The diaphragm on CT is seen only where the upper surface interfaces with the lungs and the inferior surface abuts retroperitoneal or intraperitoneal fat. Its position can usually be inferred, as the lungs and pleura lie adjacent and peripheral to it and the abdominal viscera central to it. Multiplanar reconstructions can be very helpful in further evaluation of the diaphragm, particularly if a hernia or traumatic rupture is suspected.

The Chest Wall

Bones are the densest tissue seen on a normal plain radiograph. Those visualised on a chest radiograph include the ribs, clavicles, scapula, and vertebral bodies. A lateral radiograph is necessary to view the sternum and the vertebral bodies clearly.

Ribs are typically orientated obliquely, with their anterior portions angling downwards. The upper borders of the ribs are usually well defined, but the lower borders, particularly in the mid- and lower thoracic regions, are often difficult to see clearly. This is a consequence of the thinner bone of the subcostal groove in these regions accommodating the intercostal vessels and nerves.

Calcification of the costal cartilages is common, with the first costal cartilage calcifying shortly after the age of 20. The pattern of calcification differs between the two sexes. In men the upper and lower borders calcify first, whereas in women it is more central in location. Rib anomalies are not uncommon, and are usually not clinically relevant. It is worth checking for cervical ribs routinely as these occur in up to 1 in 150 individuals, arise from the seventh cervical vertebra, and may result in thoracic outlet syndrome.

The sternum is made up of the manubrium, the body, and the xiphoid process. The manubrium articulates with the clavicles. The sternum is most easily assessed on a lateral view or CT. The commonest congenital abnormality of the sternum is a pectus excavatum, when the sternum is depressed towards the thoracic vertebrae, narrowing the AP diameter of the chest. If severe, the heart is rotated and pushed to the left, and the right heart border appears indistinct on a PA chest radiograph. The anterior ribs appear more vertically orientated and the posterior ribs more horizontal than normal.

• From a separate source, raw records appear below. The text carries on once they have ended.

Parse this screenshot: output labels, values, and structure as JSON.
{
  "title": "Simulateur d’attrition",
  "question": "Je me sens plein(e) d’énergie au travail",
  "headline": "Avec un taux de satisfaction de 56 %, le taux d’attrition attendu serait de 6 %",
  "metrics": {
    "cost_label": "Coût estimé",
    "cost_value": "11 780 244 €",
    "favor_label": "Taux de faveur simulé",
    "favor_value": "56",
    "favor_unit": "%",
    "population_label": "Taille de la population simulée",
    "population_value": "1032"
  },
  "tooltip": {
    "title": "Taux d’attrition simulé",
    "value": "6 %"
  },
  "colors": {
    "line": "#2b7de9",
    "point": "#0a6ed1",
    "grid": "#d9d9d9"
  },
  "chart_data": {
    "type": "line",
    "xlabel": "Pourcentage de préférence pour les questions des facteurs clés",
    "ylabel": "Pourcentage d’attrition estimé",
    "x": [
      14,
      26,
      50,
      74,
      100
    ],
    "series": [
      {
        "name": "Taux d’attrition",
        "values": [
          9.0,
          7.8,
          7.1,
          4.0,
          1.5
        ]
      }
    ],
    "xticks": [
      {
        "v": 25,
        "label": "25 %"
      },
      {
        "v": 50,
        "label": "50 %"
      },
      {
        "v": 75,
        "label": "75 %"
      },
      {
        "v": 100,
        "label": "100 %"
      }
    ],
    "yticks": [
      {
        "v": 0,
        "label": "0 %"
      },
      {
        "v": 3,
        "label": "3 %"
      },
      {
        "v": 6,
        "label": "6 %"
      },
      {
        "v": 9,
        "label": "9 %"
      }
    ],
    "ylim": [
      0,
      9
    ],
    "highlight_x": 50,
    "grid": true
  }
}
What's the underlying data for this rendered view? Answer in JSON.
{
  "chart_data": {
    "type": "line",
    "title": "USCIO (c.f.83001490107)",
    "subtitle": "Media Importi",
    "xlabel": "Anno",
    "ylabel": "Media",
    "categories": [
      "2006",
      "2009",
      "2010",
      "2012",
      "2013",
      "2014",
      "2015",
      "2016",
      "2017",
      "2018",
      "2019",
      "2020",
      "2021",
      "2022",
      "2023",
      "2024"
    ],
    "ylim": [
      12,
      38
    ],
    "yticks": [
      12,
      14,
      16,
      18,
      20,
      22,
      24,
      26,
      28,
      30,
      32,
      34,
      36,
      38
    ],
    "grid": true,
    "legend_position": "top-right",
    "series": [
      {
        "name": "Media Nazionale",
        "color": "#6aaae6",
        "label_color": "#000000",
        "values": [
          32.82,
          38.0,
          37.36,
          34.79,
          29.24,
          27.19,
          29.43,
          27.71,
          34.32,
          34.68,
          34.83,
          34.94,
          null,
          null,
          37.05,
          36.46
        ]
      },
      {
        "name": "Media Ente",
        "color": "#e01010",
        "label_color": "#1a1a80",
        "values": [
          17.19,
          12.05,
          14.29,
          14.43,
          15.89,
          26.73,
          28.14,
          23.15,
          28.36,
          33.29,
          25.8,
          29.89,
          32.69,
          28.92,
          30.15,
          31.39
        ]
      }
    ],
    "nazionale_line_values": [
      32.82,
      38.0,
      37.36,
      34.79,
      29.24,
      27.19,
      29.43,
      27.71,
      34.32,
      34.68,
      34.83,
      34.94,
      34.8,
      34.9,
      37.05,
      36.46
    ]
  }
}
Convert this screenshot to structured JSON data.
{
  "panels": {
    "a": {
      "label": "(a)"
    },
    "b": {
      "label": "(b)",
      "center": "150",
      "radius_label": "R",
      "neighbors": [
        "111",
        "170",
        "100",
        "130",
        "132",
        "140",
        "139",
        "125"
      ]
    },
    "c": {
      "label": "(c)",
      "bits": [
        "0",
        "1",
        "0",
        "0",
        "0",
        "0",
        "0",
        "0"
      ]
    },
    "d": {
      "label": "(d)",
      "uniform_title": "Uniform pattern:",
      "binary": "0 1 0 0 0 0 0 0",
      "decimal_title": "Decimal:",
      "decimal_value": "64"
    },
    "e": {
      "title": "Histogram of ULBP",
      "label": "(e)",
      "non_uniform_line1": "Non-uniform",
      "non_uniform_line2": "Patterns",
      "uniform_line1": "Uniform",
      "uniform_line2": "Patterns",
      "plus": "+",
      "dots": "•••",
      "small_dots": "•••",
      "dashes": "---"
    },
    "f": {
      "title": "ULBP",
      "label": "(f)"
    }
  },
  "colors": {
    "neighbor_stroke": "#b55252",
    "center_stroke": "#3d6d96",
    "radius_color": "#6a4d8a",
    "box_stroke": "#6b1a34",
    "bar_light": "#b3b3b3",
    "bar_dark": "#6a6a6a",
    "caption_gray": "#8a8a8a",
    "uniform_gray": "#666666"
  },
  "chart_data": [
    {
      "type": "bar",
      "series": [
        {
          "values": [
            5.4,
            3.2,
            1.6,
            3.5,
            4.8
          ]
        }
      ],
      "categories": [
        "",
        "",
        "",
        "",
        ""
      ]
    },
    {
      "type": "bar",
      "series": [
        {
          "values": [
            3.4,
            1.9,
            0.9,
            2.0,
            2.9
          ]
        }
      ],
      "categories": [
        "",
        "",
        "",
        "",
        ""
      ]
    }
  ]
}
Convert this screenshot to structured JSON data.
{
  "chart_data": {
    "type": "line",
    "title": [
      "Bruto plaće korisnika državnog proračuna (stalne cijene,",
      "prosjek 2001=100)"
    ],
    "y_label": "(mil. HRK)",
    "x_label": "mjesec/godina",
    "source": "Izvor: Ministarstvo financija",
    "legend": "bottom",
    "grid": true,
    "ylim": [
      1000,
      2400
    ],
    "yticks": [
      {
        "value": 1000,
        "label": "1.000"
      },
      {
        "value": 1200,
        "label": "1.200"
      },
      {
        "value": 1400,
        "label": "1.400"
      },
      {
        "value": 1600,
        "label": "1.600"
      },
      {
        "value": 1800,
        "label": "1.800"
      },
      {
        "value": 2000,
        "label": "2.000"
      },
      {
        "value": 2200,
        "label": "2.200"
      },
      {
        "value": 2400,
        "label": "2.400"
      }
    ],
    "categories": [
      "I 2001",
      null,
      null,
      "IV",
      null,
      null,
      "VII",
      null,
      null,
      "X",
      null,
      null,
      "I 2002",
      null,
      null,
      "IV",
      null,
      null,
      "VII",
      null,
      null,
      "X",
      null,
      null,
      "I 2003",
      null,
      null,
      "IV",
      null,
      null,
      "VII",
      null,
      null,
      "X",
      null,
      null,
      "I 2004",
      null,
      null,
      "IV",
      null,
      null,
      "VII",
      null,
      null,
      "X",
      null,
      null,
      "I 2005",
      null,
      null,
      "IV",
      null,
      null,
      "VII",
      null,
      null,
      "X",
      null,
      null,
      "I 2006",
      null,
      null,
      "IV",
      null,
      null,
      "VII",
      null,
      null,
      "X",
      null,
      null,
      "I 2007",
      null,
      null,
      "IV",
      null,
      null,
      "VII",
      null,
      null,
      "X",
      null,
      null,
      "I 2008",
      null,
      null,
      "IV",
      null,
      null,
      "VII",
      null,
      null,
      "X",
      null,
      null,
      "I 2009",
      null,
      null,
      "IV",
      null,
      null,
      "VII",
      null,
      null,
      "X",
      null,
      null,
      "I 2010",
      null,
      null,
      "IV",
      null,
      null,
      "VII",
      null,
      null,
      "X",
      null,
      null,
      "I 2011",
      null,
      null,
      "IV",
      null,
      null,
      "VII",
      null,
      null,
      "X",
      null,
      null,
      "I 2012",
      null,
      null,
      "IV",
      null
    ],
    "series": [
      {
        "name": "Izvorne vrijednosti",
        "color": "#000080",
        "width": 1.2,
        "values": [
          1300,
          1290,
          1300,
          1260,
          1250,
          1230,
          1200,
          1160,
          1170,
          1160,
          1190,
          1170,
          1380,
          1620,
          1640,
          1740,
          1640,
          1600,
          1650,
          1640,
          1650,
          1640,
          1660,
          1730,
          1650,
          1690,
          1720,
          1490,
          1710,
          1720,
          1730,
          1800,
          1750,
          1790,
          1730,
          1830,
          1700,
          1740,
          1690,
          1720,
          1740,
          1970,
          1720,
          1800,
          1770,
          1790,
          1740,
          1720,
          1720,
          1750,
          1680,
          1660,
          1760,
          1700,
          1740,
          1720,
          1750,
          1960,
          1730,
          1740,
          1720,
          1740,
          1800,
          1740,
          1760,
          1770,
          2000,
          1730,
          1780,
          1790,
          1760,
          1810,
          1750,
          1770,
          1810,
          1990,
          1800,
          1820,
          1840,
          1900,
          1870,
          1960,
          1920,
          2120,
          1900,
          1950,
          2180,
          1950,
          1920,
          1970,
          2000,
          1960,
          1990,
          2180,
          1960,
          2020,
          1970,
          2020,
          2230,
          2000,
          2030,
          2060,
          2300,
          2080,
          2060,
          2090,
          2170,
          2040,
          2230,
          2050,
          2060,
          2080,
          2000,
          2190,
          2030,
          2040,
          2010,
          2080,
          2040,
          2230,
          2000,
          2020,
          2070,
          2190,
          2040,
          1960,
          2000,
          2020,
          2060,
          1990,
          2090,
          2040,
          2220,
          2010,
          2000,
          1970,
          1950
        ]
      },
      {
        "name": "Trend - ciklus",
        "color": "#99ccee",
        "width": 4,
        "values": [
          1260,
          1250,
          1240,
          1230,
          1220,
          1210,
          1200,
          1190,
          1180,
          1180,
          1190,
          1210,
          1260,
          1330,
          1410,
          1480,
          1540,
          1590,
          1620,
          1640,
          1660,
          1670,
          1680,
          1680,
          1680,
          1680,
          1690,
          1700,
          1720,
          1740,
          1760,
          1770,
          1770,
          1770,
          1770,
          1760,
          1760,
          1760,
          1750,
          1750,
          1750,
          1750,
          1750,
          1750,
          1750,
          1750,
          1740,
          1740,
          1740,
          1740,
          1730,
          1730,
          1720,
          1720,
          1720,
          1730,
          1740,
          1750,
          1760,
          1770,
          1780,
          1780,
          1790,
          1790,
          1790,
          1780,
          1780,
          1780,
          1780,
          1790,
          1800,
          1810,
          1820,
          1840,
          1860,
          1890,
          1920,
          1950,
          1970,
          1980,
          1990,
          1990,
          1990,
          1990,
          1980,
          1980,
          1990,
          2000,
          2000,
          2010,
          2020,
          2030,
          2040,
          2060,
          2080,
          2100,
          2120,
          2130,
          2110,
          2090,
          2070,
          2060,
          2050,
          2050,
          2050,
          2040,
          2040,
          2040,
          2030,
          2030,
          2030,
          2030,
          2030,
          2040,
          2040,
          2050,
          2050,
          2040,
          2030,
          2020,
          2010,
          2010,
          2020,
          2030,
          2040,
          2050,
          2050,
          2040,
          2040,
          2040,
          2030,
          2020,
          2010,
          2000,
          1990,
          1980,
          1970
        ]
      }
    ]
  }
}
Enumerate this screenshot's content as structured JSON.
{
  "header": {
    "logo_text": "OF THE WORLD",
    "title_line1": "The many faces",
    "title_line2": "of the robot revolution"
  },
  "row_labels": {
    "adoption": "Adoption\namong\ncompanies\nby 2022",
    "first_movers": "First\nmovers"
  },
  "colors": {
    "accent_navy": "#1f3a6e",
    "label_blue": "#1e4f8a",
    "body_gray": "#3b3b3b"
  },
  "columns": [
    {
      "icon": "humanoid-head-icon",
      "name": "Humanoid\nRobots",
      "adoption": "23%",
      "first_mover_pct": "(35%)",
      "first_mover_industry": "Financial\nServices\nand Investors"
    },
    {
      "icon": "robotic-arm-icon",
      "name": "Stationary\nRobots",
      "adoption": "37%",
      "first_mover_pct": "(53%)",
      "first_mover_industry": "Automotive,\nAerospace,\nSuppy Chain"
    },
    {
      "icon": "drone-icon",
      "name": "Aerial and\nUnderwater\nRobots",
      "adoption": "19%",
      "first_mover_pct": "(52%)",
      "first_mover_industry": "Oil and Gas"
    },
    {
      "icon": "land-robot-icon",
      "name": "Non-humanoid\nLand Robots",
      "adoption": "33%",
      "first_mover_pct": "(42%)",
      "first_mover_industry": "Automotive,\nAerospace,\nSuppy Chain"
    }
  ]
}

On a lateral view it is possible to see a retrosternal stripe of soft tissue interposed between the posterior border of the sternum and the lung. This is usually 1–3 mm thick with a characteristic lobulated contour with the lobulations at the levels of the ribs. A widening of this line or irregular lobulation may reflect internal mammary nodal involvement.

The bones of the thorax are seen in much greater detail with CT, as are the adjacent soft tissues of the chest wall. Multiplanar and volume-rendered 3D reformations can be invaluable for detecting subtle traumatic injuries and in planning chest wall reconstructive surgery.